It got upvoted because microservices are currently sliding into the trough of disillusionment. It's trendy right now to hate on them, and the author is fully on the mindless hate bandwagon right along with a lot of HN readers.
In a few years we'll hopefully be out onto the slope of enlightenment, with microservices applied where they're useful and not applied where they're not. If we don't get there, then we'll just run the whole hype cycle over again with yet another rebrand of the same concept.
I dunno man, I worked at FB well before the micro services hype and saw a bunch of problems with them, particularly in debugging.
And in general, putting a network boundary between function calls is gonna add a whole bunch of complexity.

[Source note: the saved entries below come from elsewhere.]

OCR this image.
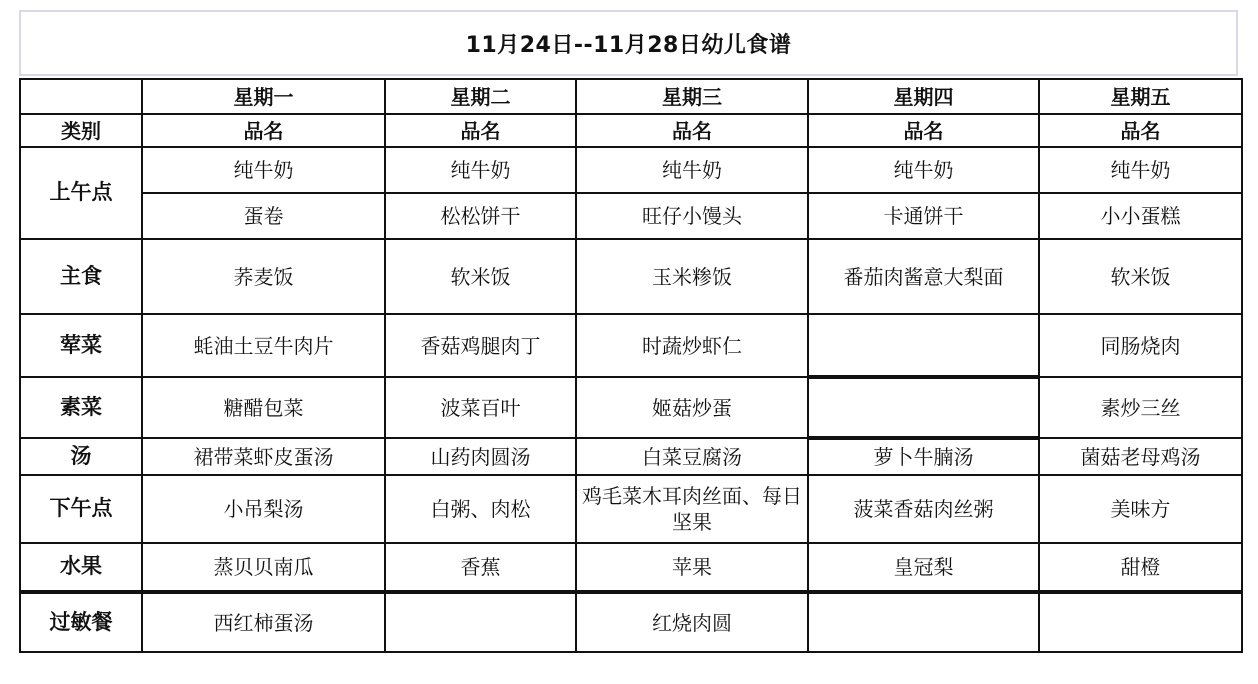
11月24日--11月28日幼儿食谱
	星期一	星期二	星期三	星期四	星期五
类别	品名	品名	品名	品名	品名
上午点	纯牛奶	纯牛奶	纯牛奶	纯牛奶	纯牛奶
	蛋卷	松松饼干	旺仔小馒头	卡通饼干	小小蛋糕
主食	荞麦饭	软米饭	玉米糁饭	番茄肉酱意大梨面	软米饭
荤菜	蚝油土豆牛肉片	香菇鸡腿肉丁	时蔬炒虾仁		同肠烧肉
素菜	糖醋包菜	波菜百叶	姬菇炒蛋		素炒三丝
汤	裙带菜虾皮蛋汤	山药肉圆汤	白菜豆腐汤	萝卜牛腩汤	菌菇老母鸡汤
下午点	小吊梨汤	白粥、肉松	鸡毛菜木耳肉丝面、每日坚果	菠菜香菇肉丝粥	美味方
水果	蒸贝贝南瓜	香蕉	苹果	皇冠梨	甜橙
过敏餐	西红柿蛋汤		红烧肉圆		
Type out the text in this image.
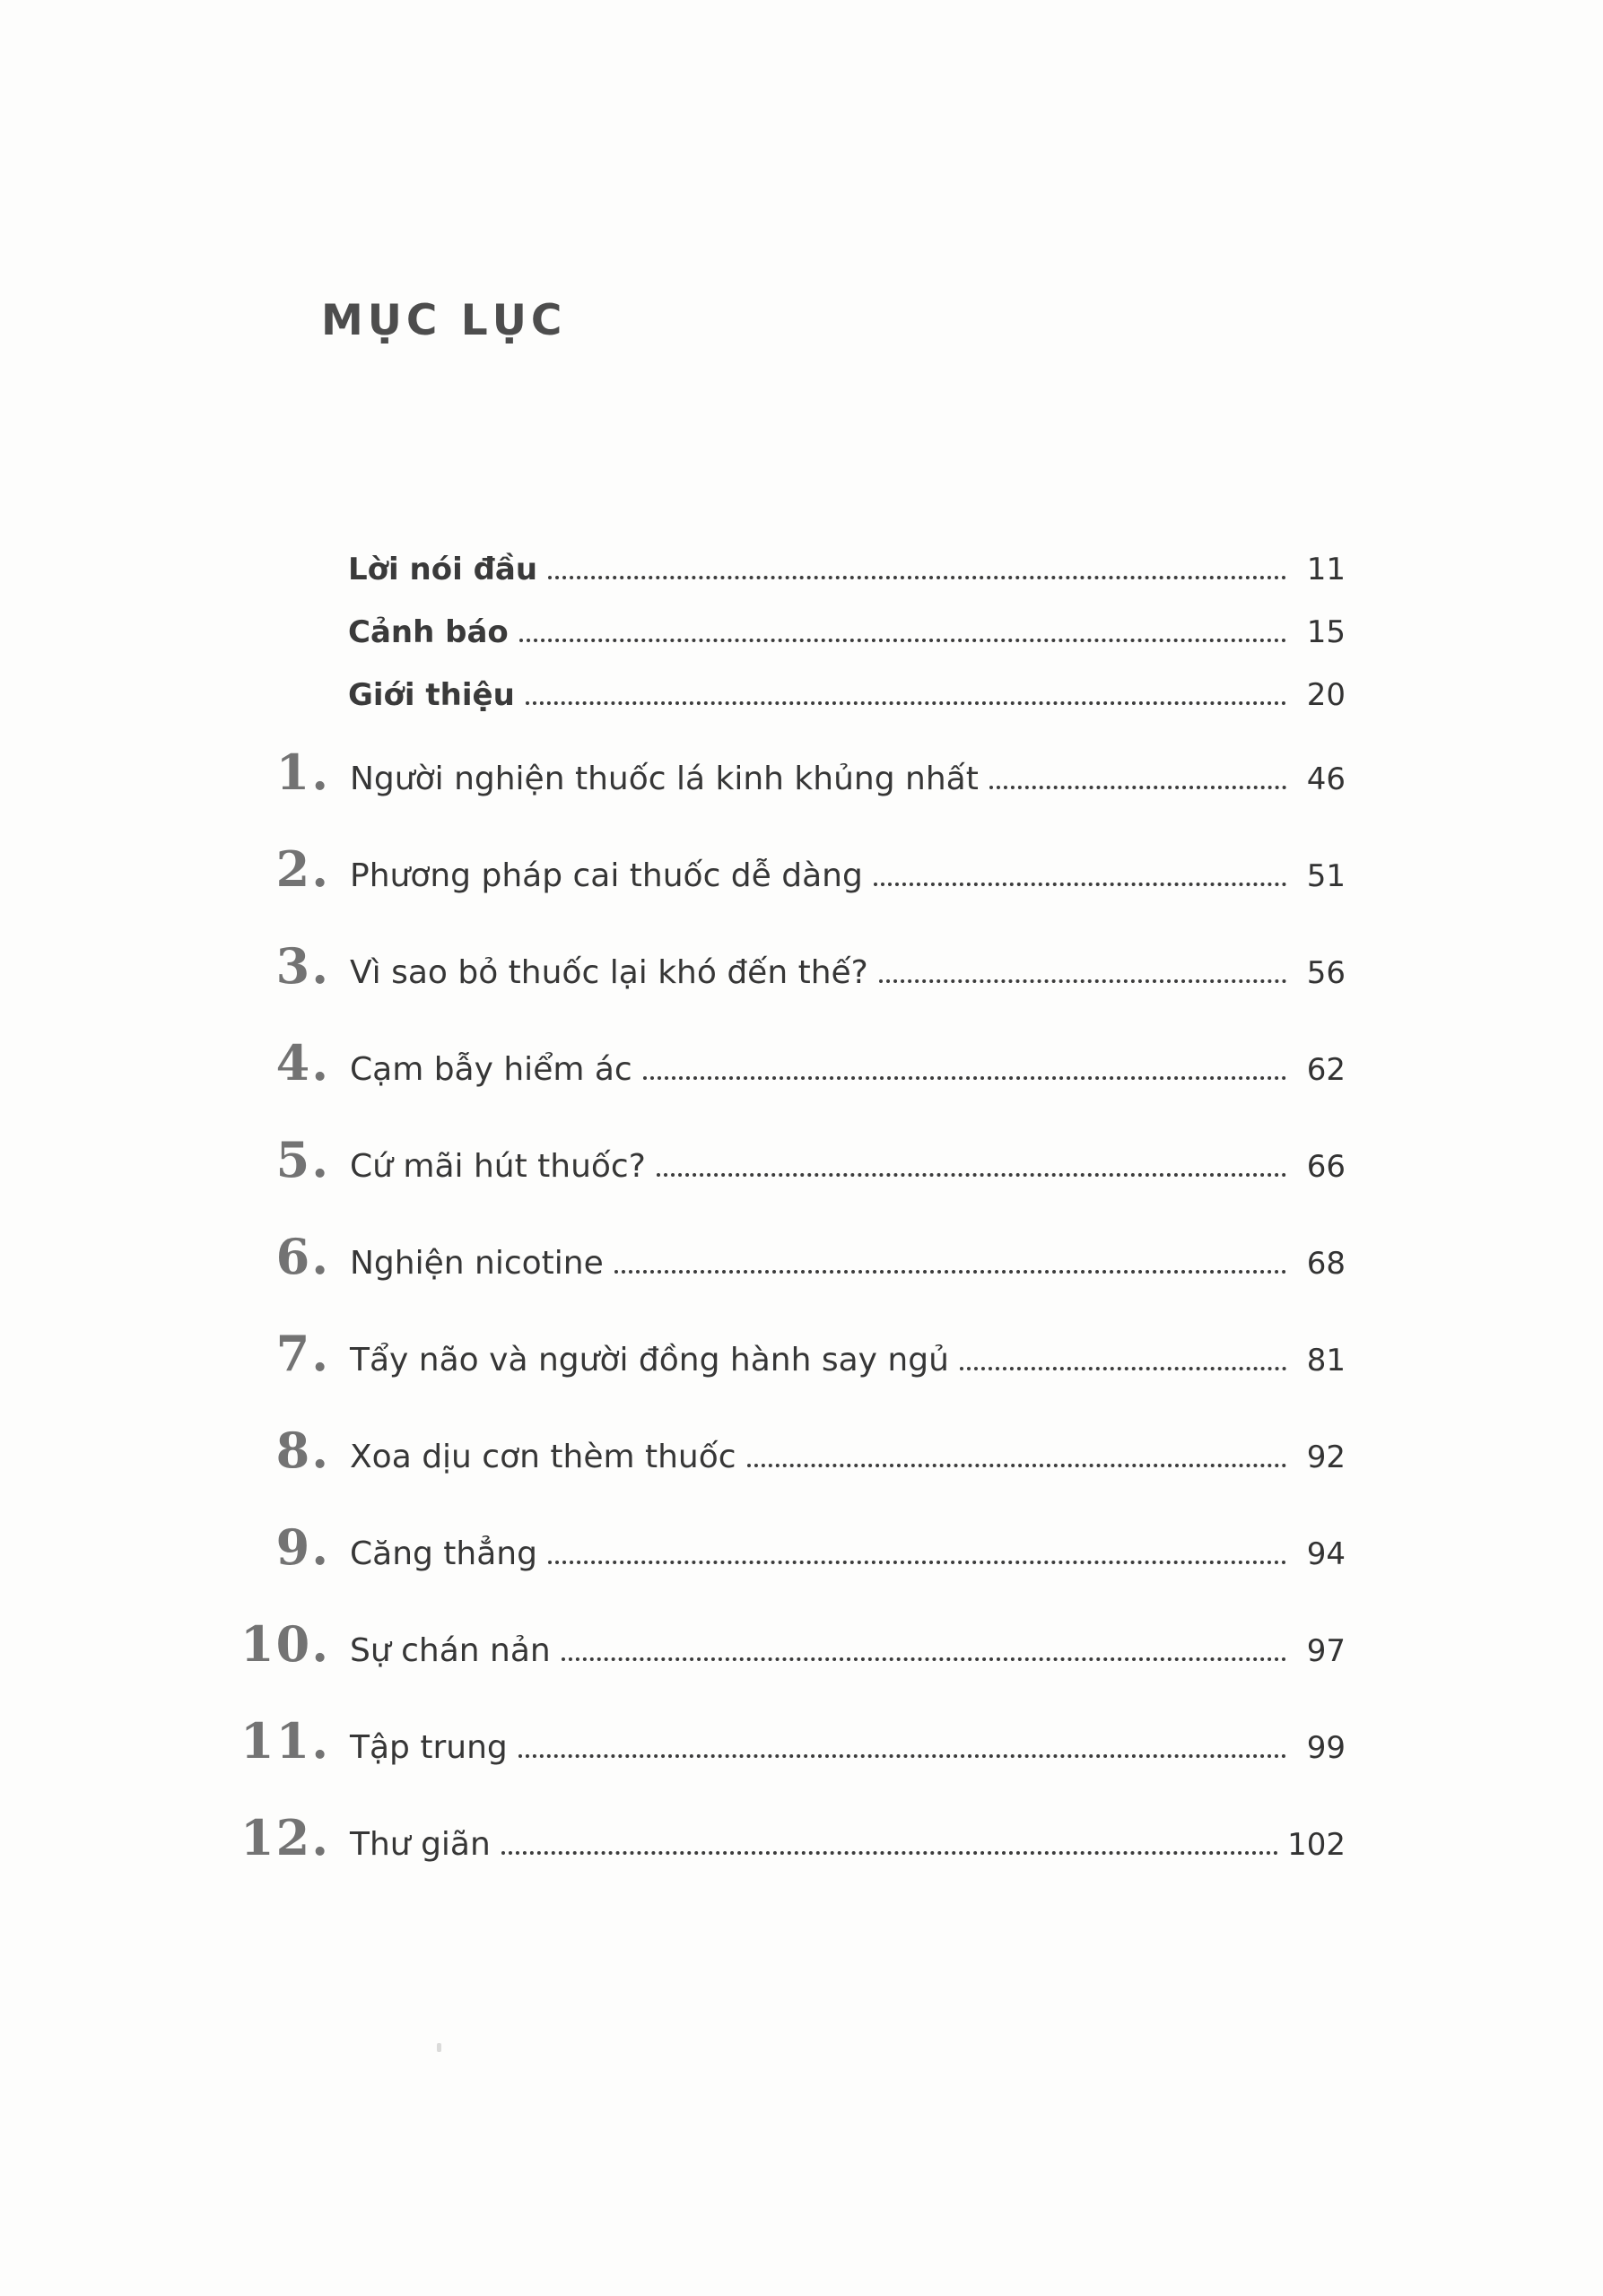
MỤC LỤC
Lời nói đầu	11
Cảnh báo	15
Giới thiệu	20
1. Người nghiện thuốc lá kinh khủng nhất	46
2. Phương pháp cai thuốc dễ dàng	51
3. Vì sao bỏ thuốc lại khó đến thế?	56
4. Cạm bẫy hiểm ác	62
5. Cứ mãi hút thuốc?	66
6. Nghiện nicotine	68
7. Tẩy não và người đồng hành say ngủ	81
8. Xoa dịu cơn thèm thuốc	92
9. Căng thẳng	94
10. Sự chán nản	97
11. Tập trung	99
12. Thư giãn	102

That being said, splitting services so that teams could deploy independently definitely also had a lot of benefits at FB, but I could never understand why so many much smaller companies took the micro services approach.
I'm not into the microservices hype either, I'm just opposed to the reactionary claims in places like TFA that you should basically never split out code into a new service. Both extremes are wrong.
My opinion is that the default should be to keep things in one service and only split them out if there's a very good technical or organizational case to be made.
In a few years we'll hopefully be out onto the slope of enlightenment, with microservices applied where they're useful and not applied where they're not. If we don't get there, then we'll just run the whole hype cycle over again with yet another rebrand of the same concept.